Mi Casa

511 58 17
                                    

"Papii."

"Hm?"

"Menurutmu, apa yang lebih besar dari cinta?"

"Yang lebih besar dari cinta?" Hening menyapu keadaan sejenak. "...tidak ada."

Ia merasakan wajahnya membentuk sebuah senyuman simpul sebelum melanjutkan ucapannya.

"Cinta itu tak terhingga. Dia tidak bisa ditandingi oleh kekuatan apapun; sebesar apapun itu. Karena cinta, tidak butuh apapun selain rasa cinta itu sendiri."

"..."

"Kalau menurutmu?"

"Menurutku?"

Kepalanya mengangguk. "Apa definisi cinta itu?"

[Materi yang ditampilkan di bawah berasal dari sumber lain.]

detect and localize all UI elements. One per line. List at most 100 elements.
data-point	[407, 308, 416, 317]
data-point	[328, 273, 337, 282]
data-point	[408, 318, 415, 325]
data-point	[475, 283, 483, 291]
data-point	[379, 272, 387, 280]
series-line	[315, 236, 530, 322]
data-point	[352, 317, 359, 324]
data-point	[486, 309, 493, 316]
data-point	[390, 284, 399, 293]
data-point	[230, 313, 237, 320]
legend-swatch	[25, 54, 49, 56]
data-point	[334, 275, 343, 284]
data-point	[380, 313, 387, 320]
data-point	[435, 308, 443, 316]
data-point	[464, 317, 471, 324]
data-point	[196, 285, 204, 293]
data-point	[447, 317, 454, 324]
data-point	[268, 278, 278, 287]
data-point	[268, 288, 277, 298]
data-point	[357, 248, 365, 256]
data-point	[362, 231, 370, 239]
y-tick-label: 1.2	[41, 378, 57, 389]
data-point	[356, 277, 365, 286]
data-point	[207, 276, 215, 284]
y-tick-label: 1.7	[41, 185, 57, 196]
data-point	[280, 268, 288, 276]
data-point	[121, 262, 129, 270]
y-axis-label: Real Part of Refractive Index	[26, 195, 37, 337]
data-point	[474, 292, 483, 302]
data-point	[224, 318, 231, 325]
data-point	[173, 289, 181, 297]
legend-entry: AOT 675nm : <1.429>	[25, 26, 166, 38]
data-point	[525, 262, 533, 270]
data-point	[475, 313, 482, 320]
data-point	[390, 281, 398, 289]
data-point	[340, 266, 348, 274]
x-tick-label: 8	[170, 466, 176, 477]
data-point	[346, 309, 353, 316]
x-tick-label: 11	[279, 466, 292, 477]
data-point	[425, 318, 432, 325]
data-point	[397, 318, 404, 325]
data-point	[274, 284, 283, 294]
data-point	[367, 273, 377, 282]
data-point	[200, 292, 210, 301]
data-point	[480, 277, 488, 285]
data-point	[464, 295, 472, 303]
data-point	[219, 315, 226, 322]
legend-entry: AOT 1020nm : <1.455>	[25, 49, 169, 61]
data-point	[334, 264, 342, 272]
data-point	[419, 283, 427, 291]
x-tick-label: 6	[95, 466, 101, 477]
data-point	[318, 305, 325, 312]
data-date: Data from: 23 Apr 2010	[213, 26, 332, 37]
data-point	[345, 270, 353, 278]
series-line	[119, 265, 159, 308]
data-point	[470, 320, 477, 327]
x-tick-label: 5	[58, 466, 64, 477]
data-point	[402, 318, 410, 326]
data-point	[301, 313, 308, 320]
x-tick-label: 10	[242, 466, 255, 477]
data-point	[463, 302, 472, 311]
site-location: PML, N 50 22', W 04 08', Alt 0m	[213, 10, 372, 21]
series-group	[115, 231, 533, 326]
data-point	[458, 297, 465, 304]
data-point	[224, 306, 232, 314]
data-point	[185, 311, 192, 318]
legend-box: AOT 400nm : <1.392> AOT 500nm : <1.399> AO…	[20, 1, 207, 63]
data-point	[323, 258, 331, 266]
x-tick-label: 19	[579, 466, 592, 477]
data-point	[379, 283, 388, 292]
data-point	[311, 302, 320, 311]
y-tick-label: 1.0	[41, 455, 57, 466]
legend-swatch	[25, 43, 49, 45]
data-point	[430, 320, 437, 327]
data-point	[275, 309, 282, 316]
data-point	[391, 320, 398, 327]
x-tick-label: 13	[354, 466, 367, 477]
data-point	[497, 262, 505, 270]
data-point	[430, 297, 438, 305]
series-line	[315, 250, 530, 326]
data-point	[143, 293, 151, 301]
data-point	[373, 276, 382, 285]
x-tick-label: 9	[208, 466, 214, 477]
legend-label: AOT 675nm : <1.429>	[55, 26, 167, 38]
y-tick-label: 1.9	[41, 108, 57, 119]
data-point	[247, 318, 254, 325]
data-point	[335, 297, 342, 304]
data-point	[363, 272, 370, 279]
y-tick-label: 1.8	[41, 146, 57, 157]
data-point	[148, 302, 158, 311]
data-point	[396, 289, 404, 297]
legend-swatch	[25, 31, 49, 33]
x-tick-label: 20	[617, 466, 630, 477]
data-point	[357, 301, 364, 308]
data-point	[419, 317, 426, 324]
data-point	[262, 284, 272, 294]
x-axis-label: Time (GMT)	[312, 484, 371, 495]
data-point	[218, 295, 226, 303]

Entah mengapa ia bisa merasakan pria di hadapannya tengah tersenyum.

"Menurutku, cinta itu seperti rumah."

"..."

"Karena ia selalu tahu dimana tempatnya berpulang, seberapa jauh cinta itu pergi."

*

Off membuka matanya, menatap langit-langit kamarnya dengan nyalang. Setetes air mata jatuh membasahi pipinya, disusul oleh rasa perih yang kian terasa di dadanya. Seperti ada beribu-ribu jarum menerjang ulu hatinya, menusuk setiap relung terkecil di dalamnya sehingga hanya rasa sakit yang tersisa.

Mimpi itu lagi.

Sudah beberapa hari ini pria itu terus bermimpi aneh. Percakapannya memang tak selalu sama, namun ia tahu orang yang ada di dalam mimpinya adalah orang yang sama—walau ia tidak pernah berhasil melihat wajah sang empunya suara karena sebuah cahaya putih menghalanginya.

Off tidak tahu apa arti dibalik mimpi itu. Setiap kali ia bangun, ia selalu merasakan hal yang sama. Hatinya serasa diremas-remas; dan tanpa ia sadari bulir air mata jatuh dengan sendirinya. Seperti ada lubang yang menganga di tengah-tengah hatinya, menyisakan rasa kebas yang menyiksa. Seperti ada sesuatu yang hilang—hampa.

Kadang-kadang ia tenggelam dalam pikirannya, berusaha menerka-nerka apa yang sebenarnya ingin disampaikan kepadanya lewat mimpi itu. Apa sebenarnya sesuatu yang hilang itu; dan apa korelasinya dengan hidupnya saat ini? Apakah ia melewatkan sesuatu yang tak seharusnya ia lewatkan? Apakah ia baru saja mendapatkan peringatan akan sesuatu?

...atau apakah semuanya itu hanyalah sebuah kondisi psikologis yang bisa dijelaskan secara ilmiah?

Namun jawabannya tak pernah ia temukan.

Ujung-ujungnya, Ia harus rela terlambat kuliah karena terlalu lama termangu diatas kasurnya—seperti saat ini, misalnya.

Kampusnya tidak jauh. Biasanya ia hanya perlu berjalan beberapa ratus meter dari condonya, dan dalam waktu kurang dari sepuluh menit tubuhnya sudah berada di dalam kelas. Namun sayangnya itu tidak berlaku untuk beberapa hari belakangan ini, khususnya hari ini—karena ia harus berlari lagi semenjak jam kuliah pertamanya sudah dimulai sejak, yah, kira-kira lima belas menit yang lalu.

Seakan-akan keterlambatannya bukan hal yang cukup buruk, langit memutuskan untuk mencurahkan hujan disaat ia baru menempuh seperempat jalan.

Sepertinya semesta sedang tidak berpihak padanya.

Off mencari tempat berteduh sebelum hujan membuat seluruh tubuhnya basah kuyup. Gedung kampus sudah terlihat dari sini, tinggal beberapa meter lagi dan ia akan tiba disana. Setelah menunggu beberapa menit dan tidak ada sedikitpun tanda-tanda menyenangkan dari langit, Off pun membongkar isi tasnya, mencari sesuatu yang sekiranya bisa melindungi tubuhnya dari terpaan hujan. Ia tidak punya banyak waktu jika tidak ingin berakhir di cafetaria kampus dan kehilangan nilai tugas serta absensinya.